Je rêve quant à moi peu de villes, plutôt de maisons, plus ou moins anciennes.
Bon, mais considérer que la réalité est nettement plus saugrenue que ses rêves…
Les voyages fantastiques de Julien Grainebis, p. 97, éd. P. Horay, 1958 Illustration de Camille Claus |
Ou que la littérature… On en revient çà et là, régulièrement à un livre qui n’a l’air de rien, d’André Dhôtel. D’ailleurs, au départ, ce n’est pas un livre mais un recueil de contes publiés dans divers revues : Les voyages fantastiques de Julien Grainebis (illustré par Camille Claus). Dans « Le voyage de Madame Sobert », Julien Grainebis et la dame Sobert en question, partis aux États-Unis, y vont de déconvenue en déconvenue, se retrouvent employés plus ou moins de force par un couple de fermiers (deux hommes) avec qui il est impossible de communiquer, non à cause de la langue, mais parce qu’on ne peut avoir de conversation suivie avec eux, un peu comme dans certains rêves, du reste.
Une des distractions de ces gens, rustres ça va sans dire, est de chasser un ours dans la forêt, ours unique échappé d’une ménagerie.
Évidemment, l’ours, un peu étrange tout de même, un peu… dhôtelien dirons-nous, pourra finalement regagner sa forêt, tranquillement, mais non sans laisser une trace sanglante derrière lui.
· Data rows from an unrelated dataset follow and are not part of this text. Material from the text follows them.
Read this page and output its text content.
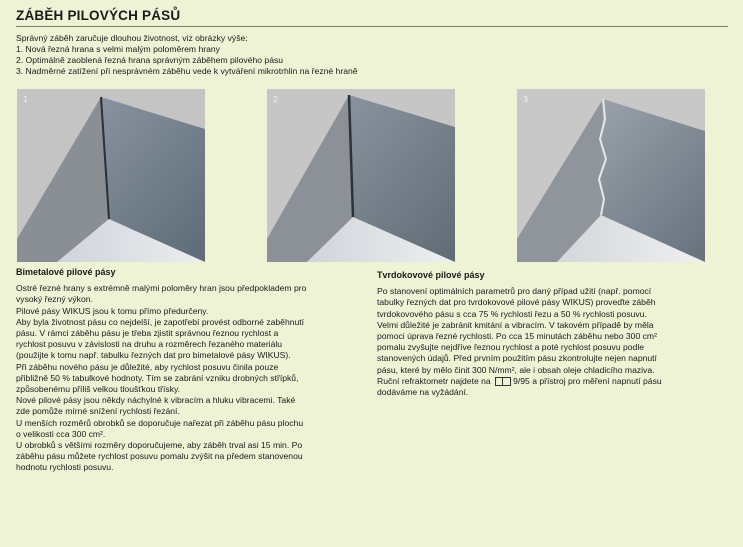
ZÁBĚH PILOVÝCH PÁSŮ
Správný záběh zaručuje dlouhou životnost, viz obrázky výše:
1. Nová řezná hrana s velmi malým poloměrem hrany
2. Optimálně zaoblená řezná hrana správným záběhem pilového pásu
3. Nadměrné zatížení při nesprávném záběhu vede k vytváření mikrotrhlin na řezné hraně
1	2	3
Bimetalové pilové pásy
Ostré řezné hrany s extrémně malými poloměry hran jsou předpokladem pro
vysoký řezný výkon.
Pilové pásy WIKUS jsou k tomu přímo předurčeny.
Aby byla životnost pásu co nejdelší, je zapotřebí provést odborné zaběhnutí
pásu. V rámci záběhu pásu je třeba zjistit správnou řeznou rychlost a
rychlost posuvu v závislosti na druhu a rozměrech řezaného materiálu
(použijte k tomu např. tabulku řezných dat pro bimetalové pásy WIKUS).
Při záběhu nového pásu je důležité, aby rychlost posuvu činila pouze
přibližně 50 % tabulkové hodnoty. Tím se zabrání vzniku drobných střípků,
způsobenému příliš velkou tloušťkou třísky.
Nové pilové pásy jsou někdy náchylné k vibracím a hluku vibracemi. Také
zde pomůže mírné snížení rychlosti řezání.
U menších rozměrů obrobků se doporučuje nařezat při záběhu pásu plochu
o velikosti cca 300 cm².
U obrobků s většími rozměry doporučujeme, aby záběh trval asi 15 min. Po
záběhu pásu můžete rychlost posuvu pomalu zvýšit na předem stanovenou
hodnotu rychlosti posuvu.
Tvrdokovové pilové pásy
Po stanovení optimálních parametrů pro daný případ užití (např. pomocí
tabulky řezných dat pro tvrdokovové pilové pásy WIKUS) proveďte záběh
tvrdokovového pásu s cca 75 % rychlosti řezu a 50 % rychlosti posuvu.
Velmi důležité je zabránit kmitání a vibracím. V takovém případě by měla
pomoci úprava řezné rychlosti. Po cca 15 minutách záběhu nebo 300 cm²
pomalu zvyšujte nejdříve řeznou rychlost a poté rychlost posuvu podle
stanovených údajů. Před prvním použitím pásu zkontrolujte nejen napnutí
pásu, které by mělo činit 300 N/mm², ale i obsah oleje chladicího maziva.
Ruční refraktometr najdete na	9/95 a přístroj pro měření napnutí pásu
dodáváme na vyžádání.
Se frotte-t-on impunément aux hommes ?
(Ill. Emmanuel Cerdan.) |
Je disais que je rêve, ou ai rêvé à une époque, régulièrement, à des maisons, d’enfance ou partiellement, déformées bien sûrs, « adaptées » au songe. Et dans Croire aux fauves, Nastassja Martin raconte un rêve qui démarre dans une maison d’enfance.
« (...) je m’avance vers le jardin aux oiseaux. Je me fige. Quelque chose sort du puits, une tête. Mon estomac se contracte de peur. Je le vois nettement maintenant, alors qu’il s’extirpe de terre. Il est gros, marron clair, fauve. Je tourne la tête. Il y en a un autre (…) Grognements. Un troisième [ours] sort de la cabane. Celui qui est sorti du puits s’avise et d’un pas nonchalant se dirige vers moi. Je me mets à courir mais je suis si lente, je déteste ça, ce ralenti propre au temps du rêve (…) »
Blessée grièvement par un ours, qu’elle a blessé en retour aussi, la narratrice raconte ce rêve à une psychologue.
Mais difficile de lui expliquer en revanche qu’il s’agit pour elle aussi d’une rencontre. « C’est aussi le temps du mythe qui rejoint la réalité ; le jadis qui rejoint l’actuel ; le rêve qui rejoint l’incarné. »
Tenez, voilà qui peut faire penser – dans un sens – à une visite de Klamm à un petit fonctionnaire, comme un évêque visitant un petit curé de campagne.